Move the body, transform the mind: the psychology of dance
Last year i wrote a popular post for Forbes on the revealing psychological benefits of aerobic exercise. This article hypothesized that vigorous exercise can improve mood and reduce stress in a way similar to psychotherapy: by providing new experiences of the self. When runners or weightlifters challenge and push their limits, it is a powerful psychological experience, not just a purely physical experience.
Could it be that other forms of physical movement serve as portals for emotional and cognitive change? It should be noted that many people who practice aerobic exercise, from jogging to hot yoga, do so with musical accompaniment. Consider the role of music and dance in worship across cultures, in major life cycle events such as weddings and parties. Popular Jewish singer / songwriter Ari Goldwag recently released the song Lo Nafsik Lirkod (Never Stop Dancing), which connects dancing to experiences of joy, gratitude and “the sky is the limit”. Similar perspectives can be found in the dance of praise among African Americans and pentecostal churches, the cham dance Tibetan Buddhism and the ritual dances in Hindu cultures. Dance becomes a way to connect to broader meanings and deeper emotional experiences, especially those associated with positivity. It is no coincidence that we commonly find dancing at wedding receptions, not funerals.
Christophe Bergland cites evidence that dance is good for the brain, observing that professional dance requires high levels of cognitive development as well as physical training. He reviews dance neuroscience studies and concludes that dance-based movement can help synchronize people with each other, reduce depression, and improve quality of life. There is also evidence of dancer / psychologist Peter Lovett that dancing improves creativity and even reading skills. A research review and Harvard Medical School practice finds that dance too offers movement-based therapy for people with Parkinson’s disease; Interestingly, similar benefits are found with the Chinese martial art, tai chi.

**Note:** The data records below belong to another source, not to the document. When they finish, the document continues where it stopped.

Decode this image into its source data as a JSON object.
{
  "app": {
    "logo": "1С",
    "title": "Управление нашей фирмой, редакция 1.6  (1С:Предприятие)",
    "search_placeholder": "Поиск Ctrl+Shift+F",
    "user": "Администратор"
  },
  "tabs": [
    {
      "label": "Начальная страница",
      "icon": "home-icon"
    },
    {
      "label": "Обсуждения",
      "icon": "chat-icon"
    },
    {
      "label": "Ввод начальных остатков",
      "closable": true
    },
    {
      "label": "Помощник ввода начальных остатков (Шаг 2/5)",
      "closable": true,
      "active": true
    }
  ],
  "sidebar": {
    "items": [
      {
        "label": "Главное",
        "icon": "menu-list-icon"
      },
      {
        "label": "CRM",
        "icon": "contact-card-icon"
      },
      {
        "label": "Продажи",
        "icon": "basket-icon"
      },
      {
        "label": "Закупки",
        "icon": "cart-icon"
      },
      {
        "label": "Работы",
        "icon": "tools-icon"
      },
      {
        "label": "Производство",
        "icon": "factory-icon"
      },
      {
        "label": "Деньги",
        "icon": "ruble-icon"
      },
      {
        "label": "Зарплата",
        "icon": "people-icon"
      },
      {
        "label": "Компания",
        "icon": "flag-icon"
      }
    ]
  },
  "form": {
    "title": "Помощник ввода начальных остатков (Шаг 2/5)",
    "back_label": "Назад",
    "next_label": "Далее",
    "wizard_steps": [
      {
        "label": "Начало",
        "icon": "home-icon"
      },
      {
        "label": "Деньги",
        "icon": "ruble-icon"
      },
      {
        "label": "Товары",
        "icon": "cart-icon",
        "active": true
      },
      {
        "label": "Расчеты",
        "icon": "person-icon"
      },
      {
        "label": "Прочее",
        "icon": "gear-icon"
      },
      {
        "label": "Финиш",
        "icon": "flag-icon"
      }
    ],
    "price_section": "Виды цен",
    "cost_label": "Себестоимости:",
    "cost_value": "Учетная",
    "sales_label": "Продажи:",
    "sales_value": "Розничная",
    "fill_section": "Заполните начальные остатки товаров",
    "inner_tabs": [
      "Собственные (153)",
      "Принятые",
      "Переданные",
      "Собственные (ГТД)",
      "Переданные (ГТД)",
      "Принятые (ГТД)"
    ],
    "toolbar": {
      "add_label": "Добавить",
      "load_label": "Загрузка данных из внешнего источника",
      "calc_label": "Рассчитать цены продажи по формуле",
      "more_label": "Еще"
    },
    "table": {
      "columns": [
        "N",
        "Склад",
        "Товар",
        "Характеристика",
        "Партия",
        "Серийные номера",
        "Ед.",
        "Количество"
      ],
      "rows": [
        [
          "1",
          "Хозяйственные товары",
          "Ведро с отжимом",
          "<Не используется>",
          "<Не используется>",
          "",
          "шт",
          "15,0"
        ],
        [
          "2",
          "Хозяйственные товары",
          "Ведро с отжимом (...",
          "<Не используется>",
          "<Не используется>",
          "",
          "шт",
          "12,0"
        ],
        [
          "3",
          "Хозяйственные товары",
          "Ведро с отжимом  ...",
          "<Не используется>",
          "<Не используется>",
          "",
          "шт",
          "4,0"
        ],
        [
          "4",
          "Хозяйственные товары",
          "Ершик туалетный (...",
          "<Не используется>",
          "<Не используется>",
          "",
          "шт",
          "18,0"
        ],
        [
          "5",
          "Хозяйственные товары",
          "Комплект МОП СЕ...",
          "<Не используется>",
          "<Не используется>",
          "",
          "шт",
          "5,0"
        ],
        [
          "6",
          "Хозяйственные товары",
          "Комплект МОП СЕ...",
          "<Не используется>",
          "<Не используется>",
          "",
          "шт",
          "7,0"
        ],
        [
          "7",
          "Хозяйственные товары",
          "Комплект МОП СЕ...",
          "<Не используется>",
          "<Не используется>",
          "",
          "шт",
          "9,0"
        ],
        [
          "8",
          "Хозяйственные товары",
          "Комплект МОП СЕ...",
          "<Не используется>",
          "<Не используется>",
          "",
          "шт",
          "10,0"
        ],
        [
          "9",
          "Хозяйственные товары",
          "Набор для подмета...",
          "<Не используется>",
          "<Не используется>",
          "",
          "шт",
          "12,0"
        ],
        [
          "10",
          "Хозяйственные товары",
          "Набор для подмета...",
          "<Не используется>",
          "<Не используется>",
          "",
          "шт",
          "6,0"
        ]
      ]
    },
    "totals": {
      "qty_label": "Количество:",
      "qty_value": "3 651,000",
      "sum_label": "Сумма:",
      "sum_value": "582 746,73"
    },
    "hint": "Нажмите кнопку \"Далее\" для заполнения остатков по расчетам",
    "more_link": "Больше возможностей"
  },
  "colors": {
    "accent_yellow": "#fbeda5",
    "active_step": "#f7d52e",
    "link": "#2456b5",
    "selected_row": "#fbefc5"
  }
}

What if the most effective way to instill a change in state of mind was to immerse ourselves in its corresponding physical expression? Could it be that meditation is effective because it uses extreme physical and mental stillness to cultivate appeasement of the mind? An effective treatment for depression is known as behavioral activation. Pursuing meaningful activities breaks the cycle of negativity and disengagement common in depression. The way we use the body creates potentially new and constructive experiences for the mind and brain. A promising development path for performance-oriented professionals is to translate psychological goals into movement routines that cultivate the mindsets associated with those goals.. So, for example, if I want to become a more disciplined trader in the financial markets, learning a dance form that requires exquisite control could provide a quick and powerful path to my goals. Likewise, if I’m looking to become a more confident and energetic risk-taker in the markets, I might continue with high-intensity interval training or sync tough workout routines to particularly catchy and uplifting music.
In a very important sense, any intentional movement can be turned into a dance.. By placing the body in unique states, we create pathways for new states of mind. Perhaps the best way to achieve our ideals is to cultivate them physically first.